Letters to the Editor: On paying $3,000 for a COVID-19 drug developed with taxpayer funding
To the editor: David Lazarus brings up the important point in his column about pharmaceutical industry profiteering during the COVID-19 pandemic that the early development of remdesivir, an antiviral originally developed to treat hepatitis C, was taxpayer-funded.
In a letter published in this newspaper in 2016, I raised a similar point about another Gilead antiviral, Solvadi, suggesting that the pharmaceutical companies should be taxed to cover the development costs currently borne by taxpayers.
With the pivot away from sponsoring basic science research, the pharmaceutical industry is essentially choking off innovation by overly relying on others to make basic discoveries. I hope that people with influence realize that since the success of capitalism is rooted in scientific progress and innovation, well-run companies should plow back some of their profits into basic research and development.

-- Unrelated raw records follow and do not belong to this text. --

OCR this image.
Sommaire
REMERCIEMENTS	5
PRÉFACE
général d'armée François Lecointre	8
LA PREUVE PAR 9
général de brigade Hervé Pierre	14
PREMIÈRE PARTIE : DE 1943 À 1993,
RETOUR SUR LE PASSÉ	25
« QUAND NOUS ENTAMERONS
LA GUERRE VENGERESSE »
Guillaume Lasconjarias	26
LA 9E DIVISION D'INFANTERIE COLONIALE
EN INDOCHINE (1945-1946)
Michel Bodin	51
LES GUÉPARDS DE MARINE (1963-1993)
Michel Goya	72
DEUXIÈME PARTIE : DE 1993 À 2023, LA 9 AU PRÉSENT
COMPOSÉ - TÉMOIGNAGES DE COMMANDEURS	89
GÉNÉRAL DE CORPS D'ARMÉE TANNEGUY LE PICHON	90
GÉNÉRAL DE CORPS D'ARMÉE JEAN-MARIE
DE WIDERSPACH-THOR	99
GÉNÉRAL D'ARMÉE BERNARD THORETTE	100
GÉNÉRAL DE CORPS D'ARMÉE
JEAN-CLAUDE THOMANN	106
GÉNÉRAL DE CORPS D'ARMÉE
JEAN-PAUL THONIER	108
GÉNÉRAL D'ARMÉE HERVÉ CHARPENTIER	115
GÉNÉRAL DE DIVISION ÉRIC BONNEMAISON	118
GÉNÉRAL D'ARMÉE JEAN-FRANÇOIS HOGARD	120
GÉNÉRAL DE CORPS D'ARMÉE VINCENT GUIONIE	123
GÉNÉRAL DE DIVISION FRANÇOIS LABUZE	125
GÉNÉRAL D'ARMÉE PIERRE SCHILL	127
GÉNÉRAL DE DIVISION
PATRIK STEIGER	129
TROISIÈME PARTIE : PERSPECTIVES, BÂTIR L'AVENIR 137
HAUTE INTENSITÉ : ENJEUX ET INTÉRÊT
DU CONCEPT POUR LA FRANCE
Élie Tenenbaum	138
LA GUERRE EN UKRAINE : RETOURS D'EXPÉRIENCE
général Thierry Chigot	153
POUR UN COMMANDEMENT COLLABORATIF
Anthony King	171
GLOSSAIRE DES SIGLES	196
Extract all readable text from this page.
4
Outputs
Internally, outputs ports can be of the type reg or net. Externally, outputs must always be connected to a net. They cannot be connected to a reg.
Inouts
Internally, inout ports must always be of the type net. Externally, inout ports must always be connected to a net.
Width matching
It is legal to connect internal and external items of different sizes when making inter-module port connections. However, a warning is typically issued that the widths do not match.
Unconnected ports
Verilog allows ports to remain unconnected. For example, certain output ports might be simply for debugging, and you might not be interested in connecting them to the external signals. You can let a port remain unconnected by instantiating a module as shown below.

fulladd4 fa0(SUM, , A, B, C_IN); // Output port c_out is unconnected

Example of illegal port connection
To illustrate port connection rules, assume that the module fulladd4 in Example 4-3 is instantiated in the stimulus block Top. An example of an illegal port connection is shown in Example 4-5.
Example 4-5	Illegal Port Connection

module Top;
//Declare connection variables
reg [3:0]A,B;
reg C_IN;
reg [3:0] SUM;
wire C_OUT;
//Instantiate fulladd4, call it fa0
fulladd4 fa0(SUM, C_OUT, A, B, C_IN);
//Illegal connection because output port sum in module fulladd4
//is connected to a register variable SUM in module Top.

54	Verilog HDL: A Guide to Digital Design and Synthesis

Jonathan Kaunitz, MD, Santa Monica
To the editor: This is surely a case of heads I win, tails you lose. U.S. taxpayers gave $70.5 million to Gilead to develop a drug for which they will now kindly charge COVID-19 patients $3,000 per dose.
How much clearer can it become that instead of allowing corporations to suck up our taxes and subsequently charge us for the favor, we need a public healthcare system based not on profit but entirely on making care available to everyone?
Curing COVID-19 isn’t optional, not if we ever hope to get back to normal. Yet how many infected Americans can afford to pay $3,000?
Candida Pugh, Oakland
To the editor: At a time when nearly 130,000 Americans have died of COVID-19, Gilead has the opportunity to be the first knight in shining armor by giving (yes, giving) this drug to the sick until further notice.
Just imagine: History would show that Gilead stepped forward and believed in people over profits. Instead, with at least $70.5 million received from taxpayers to develop remdesivir, Gilead is proving that the pharmaceutical sector is about money over goodwill.